Irvin Hicks was born in Baltimore, Maryland, on March 16, 1938. In 1961 he took a job as a clerk typist at the Department of the Army in Washington, D.C. He left this position in 1962 to join the Department of State, where he would serve as a career Foreign Service Officer (FSO). After training for the position of communications clerk, he was assigned to the U.S. Embassy in Libreville, Gabon. While in Libreville, he also held the post of accounts assistant until 1964. Later the same year, he returned to the United States for training in the State Departments’ Foreign Service Institute, which included language training in French.
After Foreign Service training Hicks was assigned to the U.S. Embassy in Bamako, Mali. He served in various capacities, including accounts assistant, budget and fiscal specialist, post-management assistant, and administrative support officer. In 1968 he took leave from the Department and served until 1969 as budget director for the Community Development Agency in New York.
After his brief absence, he returned to the Department in 1969 as an administrative support officer. From 1970 to 1973, he was assigned to the U.S. Embassy in Bangui, Central African Republic. In 1975 he became an administrative officer at the U.S. Embassy in Dar-es-Salaam, Tanzania, where he served until 1977 when he was assigned as an administrative officer to the U.S. Embassy in Berlin, East Germany. From 1980 to 1981, Mr. Hicks was deputy chief of mission at the U.S. Embassy, Lomé, Togo, and from 1981 to 1982, Charge’ d’Affaires.
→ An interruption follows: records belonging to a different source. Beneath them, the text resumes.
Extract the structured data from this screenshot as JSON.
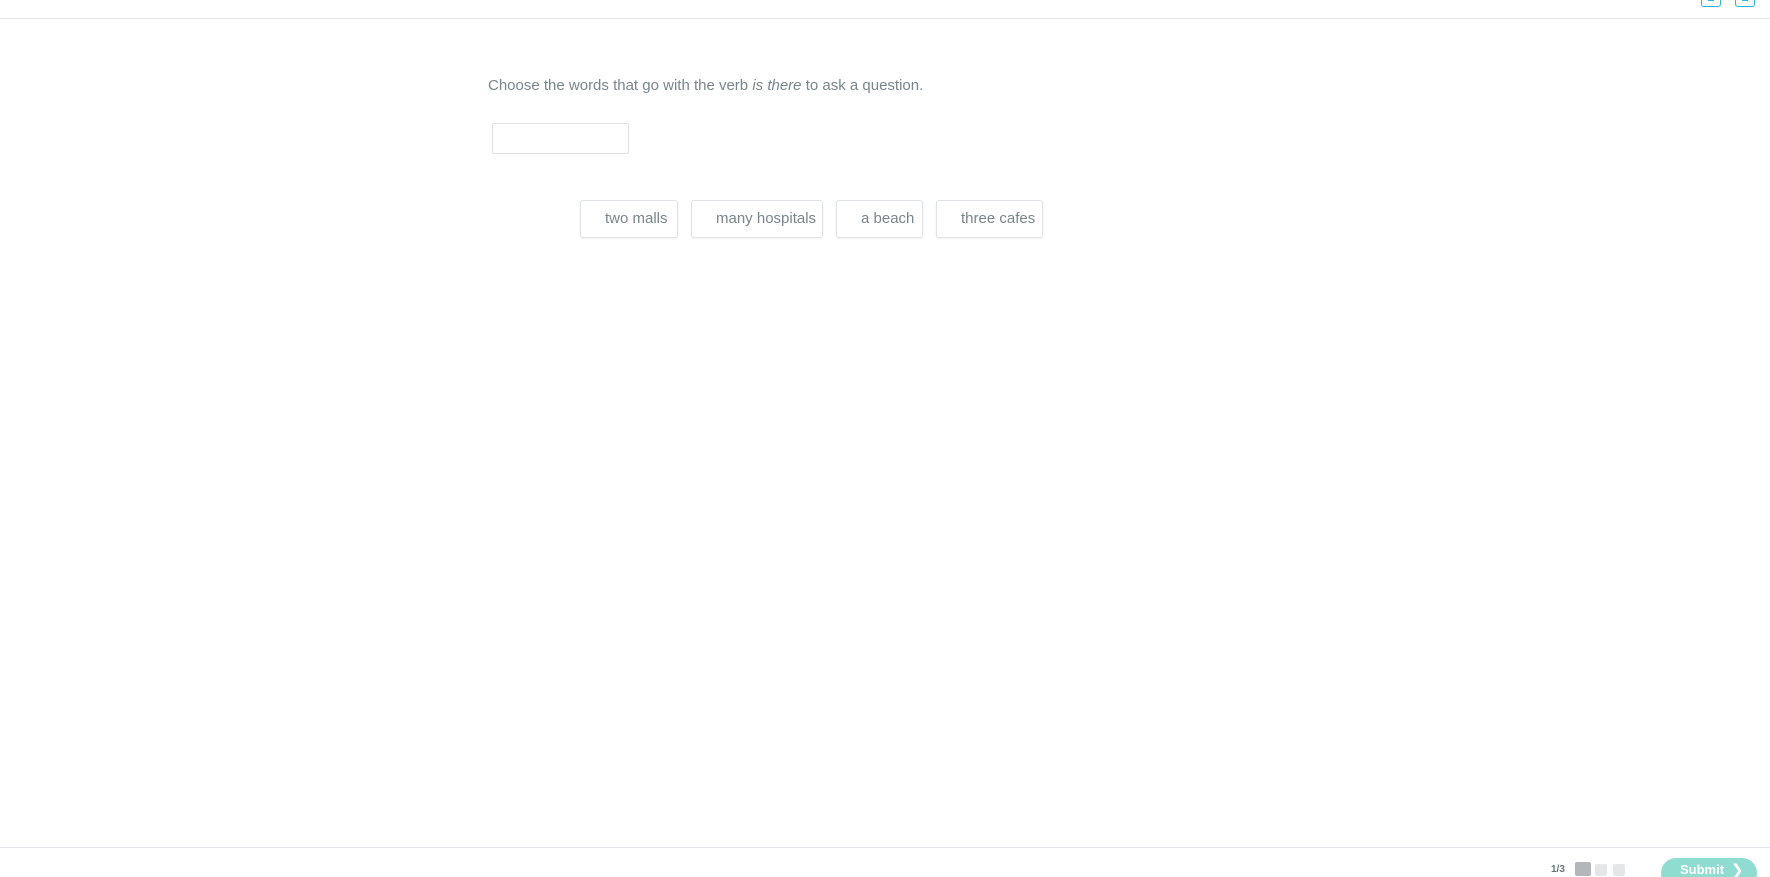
{
  "header": {
    "title": "",
    "icon_1": "list-icon",
    "icon_2": "flag-icon",
    "accent_color": "#29b6d8"
  },
  "question": {
    "prompt_before": "Choose the words that go with the verb ",
    "prompt_em": "is there",
    "prompt_after": " to ask a question."
  },
  "answer_slot": {
    "value": ""
  },
  "word_bank": [
    {
      "label": "two malls"
    },
    {
      "label": "many hospitals"
    },
    {
      "label": "a beach"
    },
    {
      "label": "three cafes"
    }
  ],
  "footer": {
    "progress": "1/3",
    "current_step": 1,
    "total_steps": 3,
    "submit_label": "Submit",
    "submit_icon": "chevron-right-icon",
    "submit_color": "#8fdcd0"
  }
}
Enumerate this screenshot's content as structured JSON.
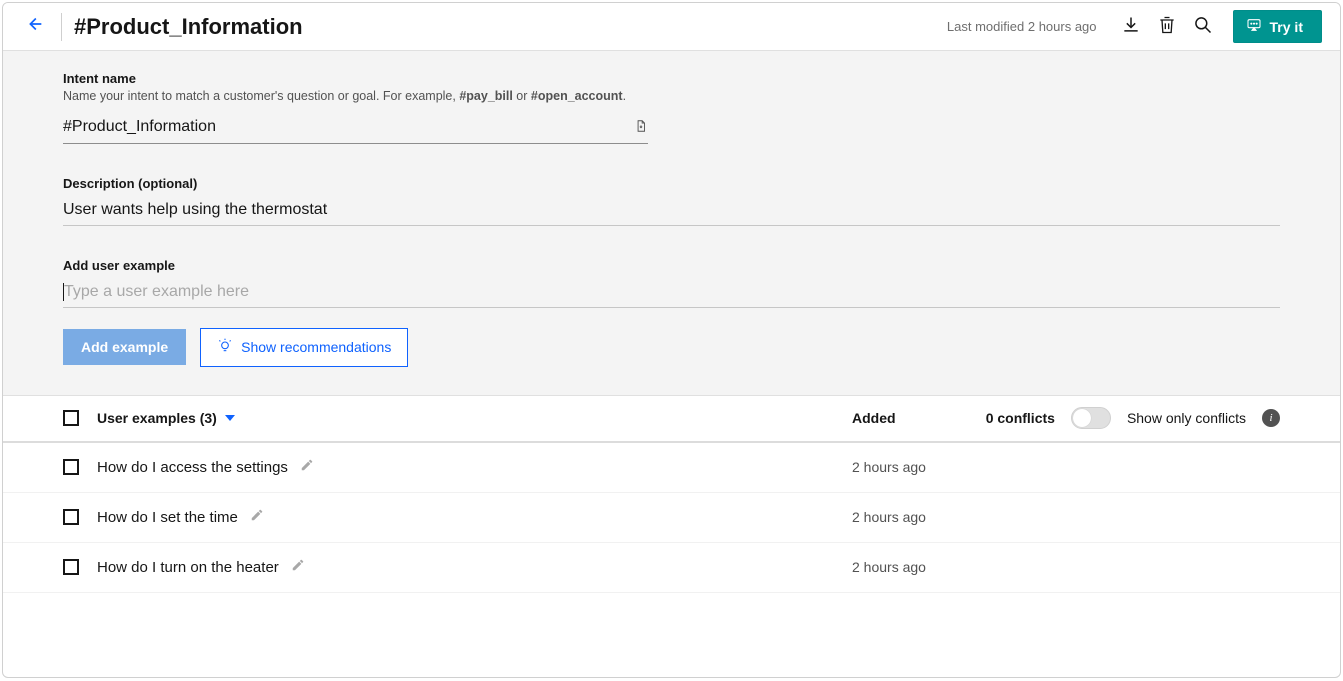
{
  "header": {
    "title": "#Product_Information",
    "last_modified": "Last modified 2 hours ago",
    "try_it_label": "Try it"
  },
  "intent_name": {
    "label": "Intent name",
    "help_prefix": "Name your intent to match a customer's question or goal. For example, ",
    "help_ex1": "#pay_bill",
    "help_mid": " or ",
    "help_ex2": "#open_account",
    "help_suffix": ".",
    "value": "#Product_Information"
  },
  "description": {
    "label": "Description (optional)",
    "value": "User wants help using the thermostat"
  },
  "add_example": {
    "label": "Add user example",
    "placeholder": "Type a user example here",
    "add_button": "Add example",
    "recommend_button": "Show recommendations"
  },
  "table": {
    "examples_header": "User examples (3)",
    "added_header": "Added",
    "conflicts": "0 conflicts",
    "show_only": "Show only conflicts",
    "rows": [
      {
        "text": "How do I access the settings",
        "added": "2 hours ago"
      },
      {
        "text": "How do I set the time",
        "added": "2 hours ago"
      },
      {
        "text": "How do I turn on the heater",
        "added": "2 hours ago"
      }
    ]
  }
}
Hicks also served as Deputy Executive Director of the Bureau of African Affairs.
Hicks was educated at the University of Maryland, earning a Bachelor’s in 1983. He also attended the U.S. Army War College in Carlisle, Pennsylvania, from 1982-1983.
He is married to the former Donita Buffalo, and they have three children, including one, Irvin Hicks, Jr., who is also in the U.S. Foreign Service.